I'm sure it's not in your opinion, but you're sadly oversimplifying or ignoring every use case and ignoring the drivers behind QoS in general. If you want something simplistic and turnkey, there's certainly products out there. Netequalizer springs to mind.
But hey, let's throw in a few simple examples:
HTTP downloads vs. Flash video streamed over HTTP. One is decidedly interactive (even if buffering certainly helps), the other one is decidedly non-interactive (even if faster = neater, naturally).
SIP telephony vs. SIP videoconferencing. Agnosticism per your definition would make the algorithm punish the SIP videocon.
Or, let's take an even simpler example: P2P. Rather than a few very hungry connections, you get a large number of connections pushing less data per connection.
One can always argue that service providers should provide enougb bandwidth so that they won't even have to prioritize data the first place.

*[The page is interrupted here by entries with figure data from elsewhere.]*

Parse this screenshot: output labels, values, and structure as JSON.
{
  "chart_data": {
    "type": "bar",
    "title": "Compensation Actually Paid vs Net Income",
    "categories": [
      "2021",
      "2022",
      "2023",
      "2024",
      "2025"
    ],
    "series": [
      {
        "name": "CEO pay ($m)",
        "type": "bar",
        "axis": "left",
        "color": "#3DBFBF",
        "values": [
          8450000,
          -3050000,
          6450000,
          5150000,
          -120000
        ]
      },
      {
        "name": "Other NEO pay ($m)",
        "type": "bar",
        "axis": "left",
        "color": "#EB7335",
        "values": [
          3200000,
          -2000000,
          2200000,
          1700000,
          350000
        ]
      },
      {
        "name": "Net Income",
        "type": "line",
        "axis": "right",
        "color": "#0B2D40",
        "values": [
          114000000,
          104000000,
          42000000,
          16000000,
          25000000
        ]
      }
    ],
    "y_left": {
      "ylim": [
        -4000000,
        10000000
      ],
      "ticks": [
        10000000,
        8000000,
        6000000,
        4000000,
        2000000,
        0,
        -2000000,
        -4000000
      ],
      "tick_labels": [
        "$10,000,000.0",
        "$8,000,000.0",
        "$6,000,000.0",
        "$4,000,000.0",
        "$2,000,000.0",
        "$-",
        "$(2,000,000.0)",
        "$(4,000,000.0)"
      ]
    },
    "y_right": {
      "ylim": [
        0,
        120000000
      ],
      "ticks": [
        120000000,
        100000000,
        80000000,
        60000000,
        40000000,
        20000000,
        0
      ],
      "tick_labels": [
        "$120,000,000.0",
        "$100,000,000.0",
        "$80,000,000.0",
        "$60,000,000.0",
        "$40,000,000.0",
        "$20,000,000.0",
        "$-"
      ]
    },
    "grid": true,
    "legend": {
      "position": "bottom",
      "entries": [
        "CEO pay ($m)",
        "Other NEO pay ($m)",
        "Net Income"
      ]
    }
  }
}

Nice in theory, hard (or simply uneconomic) in practice. Take a cable provider - with a limited upstream bandwidth per channel, you need some sort of fairness. Simple per-plug fairness works to some extent, but you don't really want to punish the puny amount of upstream data your average HTTP request would generate just because the same user is P2P'ing like there's no tomorrow. Makes for a bad user experience.
When we get to wireless, it gets even messier with the limited and shared upstream and downstream.
I could go on for a whie, but I believe the point has been made. It's not a case of "You simply XYZ" at all.